Rather than sticking to the usual tried and tested Pain formula, Tägtgren flips things around a little throughout the album. Alternative metal, electronics and more overt orchestral elements converge in typically bombastic way. The opener 'Designed To Piss You Off' has a distinctive country rock flavour to its riff around which is a great incendiary chorus, but a more subtle display of power. This serves to heighten the effect of the next track 'Call Me' which is a brilliantly over the top blending of electronic and symphonic permeating a strong and identifiable Pain style core of thrashing industrial metal guitars. 'A Wannabe' then flips things around again with it's acoustic guitar lead set to electronic beats that gives way to a symphonic metal backbone.

The album has plenty of heavy metal meat to get your teeth stuck into with tracks such as 'Pain In The Ass', 'Black Night Satellite', 'Final Crusade', and 'Natural Born Idiot' that will appeal to fans of pains headbanging side. While the likes of 'Coming Home', 'Absinthe-Rising Phoenix', and 'Starseed' continue that more experimental flavour with more alternative rock elements coming to the fore.

The production is as strong as always, with Clemens “Ardekˮ Wijers of Carach Angren adding some finishing touches to add an extra dimension to Tägtgren's already strong work. The end result is an album that feels diverse, bombastic, and brimming with a manic creativity that is barely contained.

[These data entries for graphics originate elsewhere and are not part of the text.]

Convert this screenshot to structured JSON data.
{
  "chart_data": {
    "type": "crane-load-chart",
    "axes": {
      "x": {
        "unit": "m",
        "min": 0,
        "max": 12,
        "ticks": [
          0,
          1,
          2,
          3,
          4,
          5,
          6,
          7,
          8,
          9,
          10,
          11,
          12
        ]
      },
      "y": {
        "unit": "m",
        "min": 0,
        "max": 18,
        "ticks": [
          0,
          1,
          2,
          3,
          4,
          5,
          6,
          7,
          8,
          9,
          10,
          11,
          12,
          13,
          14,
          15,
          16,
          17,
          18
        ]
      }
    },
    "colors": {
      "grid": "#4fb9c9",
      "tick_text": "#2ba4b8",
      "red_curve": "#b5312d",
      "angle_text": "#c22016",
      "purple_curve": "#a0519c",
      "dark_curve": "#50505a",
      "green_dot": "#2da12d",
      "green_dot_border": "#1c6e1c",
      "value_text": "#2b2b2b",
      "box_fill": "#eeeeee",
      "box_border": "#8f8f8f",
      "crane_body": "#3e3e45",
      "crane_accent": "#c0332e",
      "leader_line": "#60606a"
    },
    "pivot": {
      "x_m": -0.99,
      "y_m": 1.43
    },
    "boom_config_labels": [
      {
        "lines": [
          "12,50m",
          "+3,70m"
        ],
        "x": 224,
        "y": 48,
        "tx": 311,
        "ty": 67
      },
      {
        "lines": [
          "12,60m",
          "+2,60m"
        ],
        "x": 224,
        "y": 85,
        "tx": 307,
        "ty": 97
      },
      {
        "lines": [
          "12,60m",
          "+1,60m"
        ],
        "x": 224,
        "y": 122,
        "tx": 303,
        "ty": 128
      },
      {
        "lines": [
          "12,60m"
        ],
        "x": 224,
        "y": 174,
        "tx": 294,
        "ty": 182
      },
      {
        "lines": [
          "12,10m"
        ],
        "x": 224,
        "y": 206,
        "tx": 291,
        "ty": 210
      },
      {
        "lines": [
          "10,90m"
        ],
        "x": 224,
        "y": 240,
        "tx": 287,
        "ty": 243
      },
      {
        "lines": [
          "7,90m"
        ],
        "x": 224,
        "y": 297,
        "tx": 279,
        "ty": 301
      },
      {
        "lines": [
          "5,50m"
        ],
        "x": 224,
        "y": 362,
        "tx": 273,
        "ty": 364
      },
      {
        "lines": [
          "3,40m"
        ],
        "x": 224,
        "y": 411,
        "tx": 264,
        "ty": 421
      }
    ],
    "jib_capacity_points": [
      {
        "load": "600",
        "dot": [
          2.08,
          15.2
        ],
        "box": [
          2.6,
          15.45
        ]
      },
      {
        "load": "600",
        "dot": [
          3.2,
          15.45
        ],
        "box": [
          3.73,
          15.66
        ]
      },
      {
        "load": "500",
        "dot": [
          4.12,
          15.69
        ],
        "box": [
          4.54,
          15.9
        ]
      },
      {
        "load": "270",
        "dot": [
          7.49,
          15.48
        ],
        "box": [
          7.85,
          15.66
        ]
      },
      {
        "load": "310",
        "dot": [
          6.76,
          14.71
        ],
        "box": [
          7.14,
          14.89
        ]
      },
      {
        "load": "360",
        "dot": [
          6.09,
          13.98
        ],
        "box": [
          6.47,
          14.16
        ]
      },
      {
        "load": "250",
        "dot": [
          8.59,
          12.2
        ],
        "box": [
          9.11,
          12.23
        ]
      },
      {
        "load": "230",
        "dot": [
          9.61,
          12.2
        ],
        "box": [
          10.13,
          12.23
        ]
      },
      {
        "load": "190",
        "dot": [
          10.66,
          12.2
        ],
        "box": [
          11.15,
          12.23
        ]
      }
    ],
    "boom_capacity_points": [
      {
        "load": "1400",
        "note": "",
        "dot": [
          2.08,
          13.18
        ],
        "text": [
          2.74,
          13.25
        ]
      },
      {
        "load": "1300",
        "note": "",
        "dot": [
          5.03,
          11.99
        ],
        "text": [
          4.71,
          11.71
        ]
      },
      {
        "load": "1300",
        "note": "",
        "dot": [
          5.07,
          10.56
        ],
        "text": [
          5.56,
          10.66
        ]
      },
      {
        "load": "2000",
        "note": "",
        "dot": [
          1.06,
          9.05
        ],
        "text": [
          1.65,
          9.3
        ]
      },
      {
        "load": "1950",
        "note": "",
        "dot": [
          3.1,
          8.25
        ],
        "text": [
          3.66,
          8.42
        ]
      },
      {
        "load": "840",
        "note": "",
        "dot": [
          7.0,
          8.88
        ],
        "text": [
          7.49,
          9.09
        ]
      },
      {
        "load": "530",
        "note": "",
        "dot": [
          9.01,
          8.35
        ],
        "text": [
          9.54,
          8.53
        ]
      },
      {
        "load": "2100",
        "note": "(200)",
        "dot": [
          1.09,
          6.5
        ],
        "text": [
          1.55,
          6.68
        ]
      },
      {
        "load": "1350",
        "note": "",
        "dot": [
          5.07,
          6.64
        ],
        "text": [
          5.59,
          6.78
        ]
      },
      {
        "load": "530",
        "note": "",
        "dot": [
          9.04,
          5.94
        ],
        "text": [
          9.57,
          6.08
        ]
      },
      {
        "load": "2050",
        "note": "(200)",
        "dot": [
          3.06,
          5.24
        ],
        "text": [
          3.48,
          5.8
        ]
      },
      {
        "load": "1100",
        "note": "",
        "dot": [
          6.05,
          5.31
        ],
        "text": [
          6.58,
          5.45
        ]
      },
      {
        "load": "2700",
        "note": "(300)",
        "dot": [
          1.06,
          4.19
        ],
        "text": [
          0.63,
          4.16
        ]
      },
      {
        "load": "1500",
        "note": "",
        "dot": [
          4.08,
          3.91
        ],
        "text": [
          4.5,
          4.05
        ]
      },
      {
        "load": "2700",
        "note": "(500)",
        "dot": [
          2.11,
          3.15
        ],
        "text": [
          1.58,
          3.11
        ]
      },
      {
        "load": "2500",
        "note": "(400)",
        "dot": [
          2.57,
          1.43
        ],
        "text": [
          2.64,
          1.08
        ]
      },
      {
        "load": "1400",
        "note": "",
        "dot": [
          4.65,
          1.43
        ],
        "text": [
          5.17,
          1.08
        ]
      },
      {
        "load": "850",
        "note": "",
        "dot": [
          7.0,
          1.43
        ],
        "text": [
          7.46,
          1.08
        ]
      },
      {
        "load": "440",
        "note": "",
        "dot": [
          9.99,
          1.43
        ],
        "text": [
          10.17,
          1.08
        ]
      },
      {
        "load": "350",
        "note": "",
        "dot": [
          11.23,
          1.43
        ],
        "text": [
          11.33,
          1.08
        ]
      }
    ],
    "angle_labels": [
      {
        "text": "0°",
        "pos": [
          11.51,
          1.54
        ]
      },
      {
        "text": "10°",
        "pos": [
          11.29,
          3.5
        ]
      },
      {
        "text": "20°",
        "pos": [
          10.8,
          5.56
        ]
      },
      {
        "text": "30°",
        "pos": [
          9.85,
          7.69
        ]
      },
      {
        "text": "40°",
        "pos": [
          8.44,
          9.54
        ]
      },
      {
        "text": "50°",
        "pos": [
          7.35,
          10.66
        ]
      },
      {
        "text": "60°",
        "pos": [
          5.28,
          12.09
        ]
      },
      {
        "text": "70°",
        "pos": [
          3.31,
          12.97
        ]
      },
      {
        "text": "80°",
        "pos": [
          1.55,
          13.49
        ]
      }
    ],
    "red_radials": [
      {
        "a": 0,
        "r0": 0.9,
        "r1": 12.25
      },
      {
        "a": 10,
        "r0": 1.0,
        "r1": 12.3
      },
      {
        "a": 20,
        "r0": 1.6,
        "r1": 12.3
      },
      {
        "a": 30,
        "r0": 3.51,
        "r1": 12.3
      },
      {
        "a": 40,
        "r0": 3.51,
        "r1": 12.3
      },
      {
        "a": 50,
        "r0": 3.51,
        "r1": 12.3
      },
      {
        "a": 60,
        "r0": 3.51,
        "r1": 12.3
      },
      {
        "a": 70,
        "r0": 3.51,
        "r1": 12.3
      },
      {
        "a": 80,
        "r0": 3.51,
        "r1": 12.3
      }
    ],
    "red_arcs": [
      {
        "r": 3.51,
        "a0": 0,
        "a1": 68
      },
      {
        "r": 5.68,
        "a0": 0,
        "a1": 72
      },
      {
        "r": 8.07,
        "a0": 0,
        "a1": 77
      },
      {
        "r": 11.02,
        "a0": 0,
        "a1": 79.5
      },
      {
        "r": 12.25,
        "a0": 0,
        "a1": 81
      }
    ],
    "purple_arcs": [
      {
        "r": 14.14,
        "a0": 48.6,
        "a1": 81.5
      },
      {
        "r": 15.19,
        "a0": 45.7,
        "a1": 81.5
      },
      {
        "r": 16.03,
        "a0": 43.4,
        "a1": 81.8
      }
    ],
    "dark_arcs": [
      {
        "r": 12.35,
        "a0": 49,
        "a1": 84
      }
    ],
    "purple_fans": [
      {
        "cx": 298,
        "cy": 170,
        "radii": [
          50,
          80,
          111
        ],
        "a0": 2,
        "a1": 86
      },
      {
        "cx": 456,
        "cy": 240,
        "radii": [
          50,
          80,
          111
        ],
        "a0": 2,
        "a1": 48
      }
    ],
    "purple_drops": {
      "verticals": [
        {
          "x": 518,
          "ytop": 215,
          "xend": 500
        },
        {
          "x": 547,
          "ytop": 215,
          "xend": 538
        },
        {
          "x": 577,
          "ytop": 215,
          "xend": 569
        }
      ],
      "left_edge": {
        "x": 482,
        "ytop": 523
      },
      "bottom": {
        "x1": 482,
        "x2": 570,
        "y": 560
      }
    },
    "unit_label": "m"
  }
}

Peter Tägtgren's CV speaks for itself, and it is great to see that nearly 20 years on since Pain's eponymous début he can still pull something new and different out of the bag. 'Coming Home' is a huge sounding album, subtle in places, but with an uncompromisingly heavy backbone that will not only appeal to long-time fans but also certainly hook some newbs as well. People may be waiting with baited breath to see what moves Lindemann pulls next, but in the hear and now, Pain is flexing its own might.